Kupikir semuanya kembali terkuak dari hari ini.
Hari paling kelam yang tak akan penah kubayangkan terjadi padaku. Walau semula hanya diawali dari sebuah telefon pendek, ia bagai menjelma menjadi topan dasyat yang langsung menerpa tubuhku yang rapuh. Berkali-kali aku mencoba menolak dengan apa yang telah kudengar. Aku bahkan mematikan ponselku agar tak ada lagi yang bisa menghubungiku. Tapi suara dari televisi di ruang tengah, seperti menyeruak begitu saja di telingaku, seakan ikut mengabarkan...
... sebuah kecelakaan terjadi pagi ini. Sebuah truk bermuatan berat telah kehilangan kendali hingga menabrak sebuah mobil yang sedang melaju berlawanan arah. Pengendara mobil ditengarai menderita luka berat, dan kini masih dalam perawatan intensif di rumah sakit kota. Saya Malika Herza dan juru kamera Mikail, melaporkan dari tempat kejadian…
Saat itu juga, tubuhku terasa bergetar. Kakiku gamang. Apalagi saat sekilas kulihat di layar televisi sebuah mobil yang hancur tak berbentuk. Mobil yang jelas kukenali sebagai mobil milik Barra.
Kali ini aku tak lagi bisa mengelak. Seperti setengah sadar, aku sudah bangkit dan mengambil kunci mobil. Tubuhku kemudian seperti melayang di atas roda-roda mobil menuju rumah sakit yang tadi sempat kudengat samar-samar.
Sepanjang perjalanan aku terus berharap kalau semua ini hanya sebuah mimpi buruk. Tapi harapan itu segera saja sirna, saat aku benar-benar melihat Barra terbaring di ruangan itu. Matanya terpejam dan sebagian tubuhnya telah dibalut oleh perban putih yang sudah dipenuhi warna merah darah.

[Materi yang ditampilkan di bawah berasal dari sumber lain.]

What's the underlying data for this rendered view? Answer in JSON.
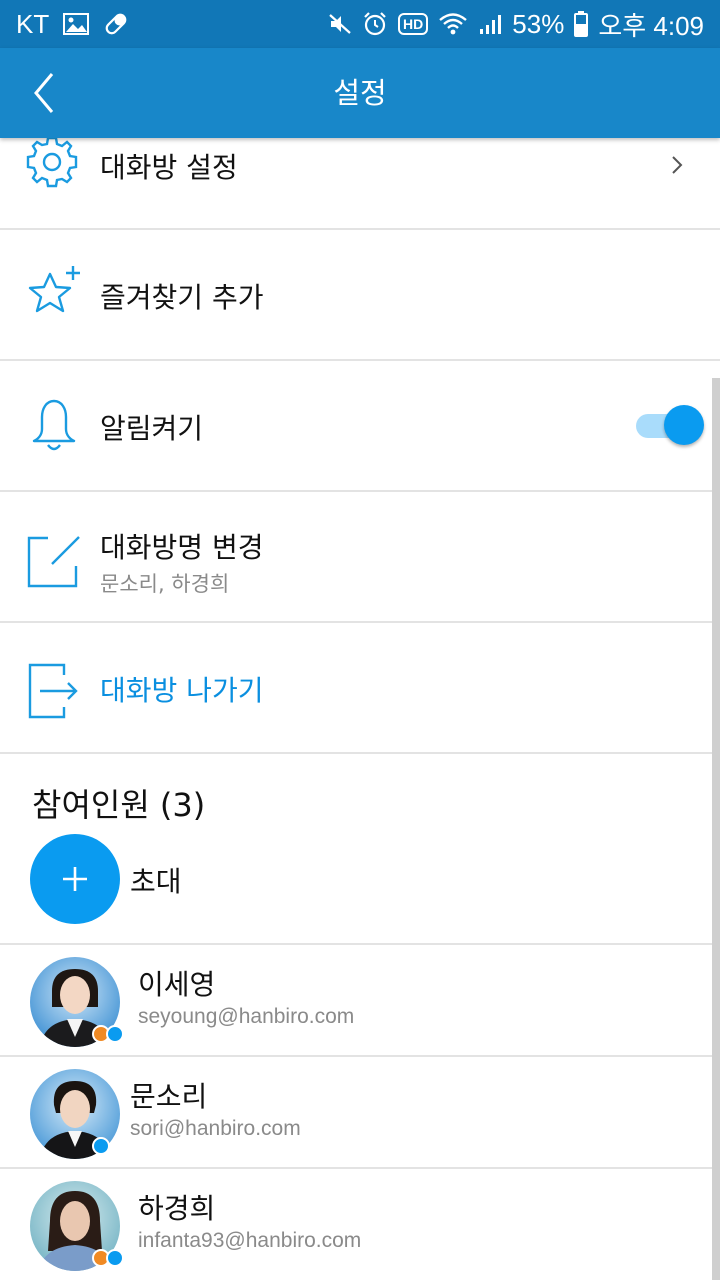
{
  "status_bar": {
    "carrier": "KT",
    "battery": "53%",
    "time": "오후 4:09",
    "hd_label": "HD",
    "icons": [
      "image-icon",
      "pill-icon",
      "mute-icon",
      "alarm-icon",
      "hd-icon",
      "wifi-icon",
      "signal-icon",
      "battery-icon"
    ]
  },
  "appbar": {
    "title": "설정"
  },
  "settings": {
    "chat_settings": "대화방 설정",
    "add_favorite": "즐겨찾기 추가",
    "notifications": "알림켜기",
    "notifications_on": true,
    "rename": "대화방명 변경",
    "rename_sub": "문소리, 하경희",
    "leave": "대화방 나가기"
  },
  "participants": {
    "title": "참여인원 (3)",
    "invite_label": "초대",
    "members": [
      {
        "name": "이세영",
        "email": "seyoung@hanbiro.com"
      },
      {
        "name": "문소리",
        "email": "sori@hanbiro.com"
      },
      {
        "name": "하경희",
        "email": "infanta93@hanbiro.com"
      }
    ]
  },
  "colors": {
    "statusbar": "#1177b7",
    "appbar": "#1887c9",
    "accent": "#0a9bf0",
    "icon_blue": "#1a9be0"
  }
}
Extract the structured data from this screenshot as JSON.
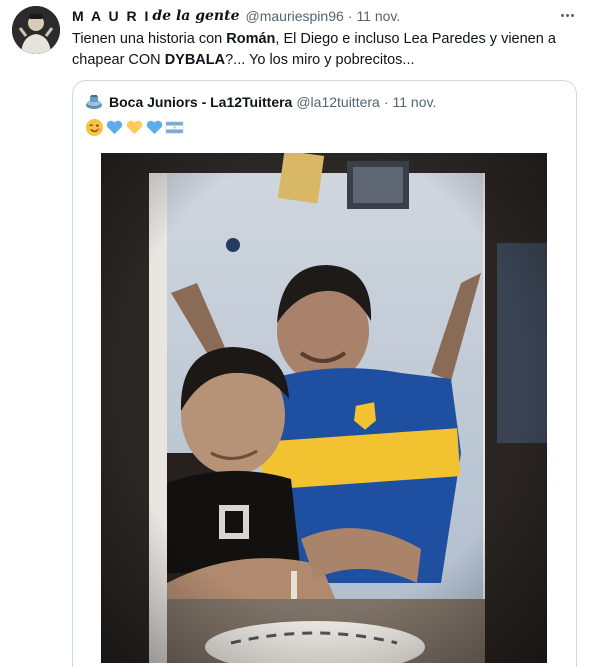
{
  "tweet": {
    "author": {
      "display_name_main": "M A U R I",
      "display_name_fancy": "de la gente",
      "handle": "@mauriespin96",
      "avatar_icon": "user-avatar"
    },
    "separator": "·",
    "time": "11 nov.",
    "text": {
      "part1": "Tienen una historia con ",
      "bold1": "Román",
      "part2": ", El Diego e incluso Lea Paredes y vienen a chapear CON ",
      "bold2": "DYBALA",
      "part3": "?... Yo los miro y pobrecitos..."
    },
    "more_icon": "more-horizontal-icon"
  },
  "quote": {
    "author": {
      "display_name": "Boca Juniors - La12Tuittera",
      "handle": "@la12tuittera",
      "avatar_icon": "stadium-avatar"
    },
    "separator": "·",
    "time": "11 nov.",
    "emojis": [
      "winking-face",
      "blue-heart",
      "yellow-heart",
      "blue-heart",
      "argentina-flag"
    ],
    "photo": "old-photo-two-boys-boca-jersey"
  },
  "colors": {
    "text_primary": "#0f1419",
    "text_secondary": "#536471",
    "border": "#cfd9de",
    "boca_blue": "#1f4fa0",
    "boca_yellow": "#f2c230"
  }
}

Tangisku pecah. Air mata yang sejak tadi menggenang dan selalu kuhapus cepat dengan punggung tanganku, kini tak lagi bisa tertahan. Seorang dokter yang tengah bertugas, mendekatiku. Ia membimbingku untuk duduk di kursi terdekat, seakan tahu bila sebentar lagi kakiku tak lagi mampu menopang tubuhku. Kulihat, ia nampak ingin mengucapkan sesuatu. Namun aku memilih tak mau mendengarkan apa-apa darinya. Aku seperti sudah bisa menebak dengan apa yang akan dikatakannya. Ekspresi wajahnya sudah melukiskan itu!
Aku memilih mendekati Barra yang masih terbaring. Kugenggam tangannya erat-erat, dan berharap ia dapat merasakan kehadiranku di dekatnya. Dan mungkin, karena tetes air mataku yang menelisip di pori-pori melalui punggung tangannya itulah, ia kemudian seperti benar-benar tersadar. Tanpa menggerakkan tubuhnya sama sekali, dapat kulihat kedua matanya terbuka perlahan, lalu mengejap-ngejap mengarah padaku.

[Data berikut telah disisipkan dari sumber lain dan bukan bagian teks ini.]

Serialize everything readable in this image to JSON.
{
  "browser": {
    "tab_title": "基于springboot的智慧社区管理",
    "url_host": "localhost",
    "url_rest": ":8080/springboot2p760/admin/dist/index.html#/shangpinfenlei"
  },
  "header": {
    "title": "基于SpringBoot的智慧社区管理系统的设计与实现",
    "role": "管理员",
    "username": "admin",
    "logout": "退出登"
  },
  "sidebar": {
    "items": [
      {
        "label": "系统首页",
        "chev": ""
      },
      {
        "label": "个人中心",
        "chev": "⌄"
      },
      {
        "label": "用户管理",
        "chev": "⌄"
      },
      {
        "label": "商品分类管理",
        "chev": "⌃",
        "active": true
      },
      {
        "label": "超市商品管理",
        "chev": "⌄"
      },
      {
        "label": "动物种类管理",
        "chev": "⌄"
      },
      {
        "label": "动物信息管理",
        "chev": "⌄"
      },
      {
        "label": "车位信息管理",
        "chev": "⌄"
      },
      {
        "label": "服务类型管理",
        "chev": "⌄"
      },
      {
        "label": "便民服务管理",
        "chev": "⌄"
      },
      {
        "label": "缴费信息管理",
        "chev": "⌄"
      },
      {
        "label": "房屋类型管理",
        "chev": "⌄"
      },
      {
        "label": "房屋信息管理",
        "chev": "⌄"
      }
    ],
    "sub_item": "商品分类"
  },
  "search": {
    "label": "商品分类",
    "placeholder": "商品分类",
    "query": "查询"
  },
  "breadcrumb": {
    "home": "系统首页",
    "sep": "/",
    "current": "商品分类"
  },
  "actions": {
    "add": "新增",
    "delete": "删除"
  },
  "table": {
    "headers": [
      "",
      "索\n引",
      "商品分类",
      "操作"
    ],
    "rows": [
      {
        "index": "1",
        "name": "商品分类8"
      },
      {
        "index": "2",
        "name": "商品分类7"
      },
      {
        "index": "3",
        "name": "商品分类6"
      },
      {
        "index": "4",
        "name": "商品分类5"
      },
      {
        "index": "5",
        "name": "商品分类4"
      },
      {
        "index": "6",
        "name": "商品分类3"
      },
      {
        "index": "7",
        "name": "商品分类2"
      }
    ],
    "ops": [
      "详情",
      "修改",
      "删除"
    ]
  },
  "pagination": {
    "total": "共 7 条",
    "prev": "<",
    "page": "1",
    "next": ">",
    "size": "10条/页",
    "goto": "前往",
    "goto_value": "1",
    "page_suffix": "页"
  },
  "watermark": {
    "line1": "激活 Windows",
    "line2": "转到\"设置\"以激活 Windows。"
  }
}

“Sayang,” suaraku tercekat.
Ia tak menyahut. Dan aku memang tak berharap ia membalas ucapanku. Melihat kondisinya saat ini, aku tahu kalau ini memanglah keadaan yang sangat parah. Jadi melihat dua bola matanya yang bergerak-gerak ke arahku, itu sudah cukup bagiku.

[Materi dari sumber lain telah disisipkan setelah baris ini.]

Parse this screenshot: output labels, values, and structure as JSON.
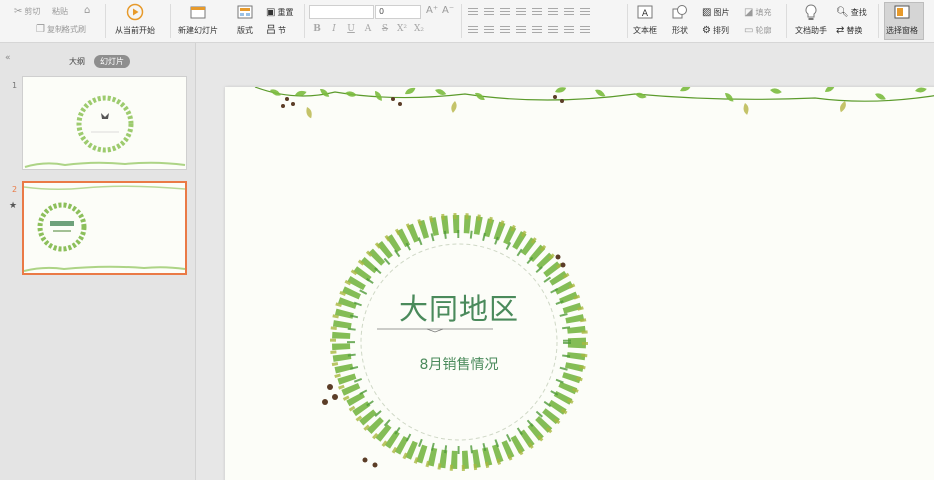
{
  "ribbon": {
    "clipboard": {
      "cut": "剪切",
      "copy": "复制",
      "format_painter": "格式刷",
      "paste": "粘贴"
    },
    "from_current": "从当前开始",
    "new_slide": "新建幻灯片",
    "layout": "版式",
    "reset": "重置",
    "section": "节",
    "font_size_value": "0",
    "text_box": "文本框",
    "shapes": "形状",
    "picture": "图片",
    "fill": "填充",
    "arrange": "排列",
    "outline": "轮廓",
    "doc_assistant": "文档助手",
    "find": "查找",
    "replace": "替换",
    "select_pane": "选择窗格"
  },
  "panel": {
    "tab_outline": "大纲",
    "tab_slides": "幻灯片",
    "slide_numbers": [
      "1",
      "2"
    ]
  },
  "slide": {
    "title": "大同地区",
    "subtitle": "8月销售情况"
  },
  "colors": {
    "accent": "#ea7a46",
    "title_green": "#4a8a5b",
    "leaf_green": "#6fb23a"
  }
}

Aku kembali mencium punggung tangannya. Ingin aku berucap bila semuanya akan baik-baik saja. Tapi bibirku terlalu kelu untuk mengucapkan kata-kata itu. Yang bisa kulakukan hanyalah diam dan menangis
Lalu kulihat bibir Barra bergerak-gerak. Jelas sekali, ia seperti ingin mengucapkan sesuatu padaku.
“Sayang...” aku mendekatkan wajahku padanya.
Semula tak ada apa-apa yang terucap. Namun bibirnya tetap terlihat bergerak-gerak. Kata-kata seperti sudah berada di ujung lidahnya.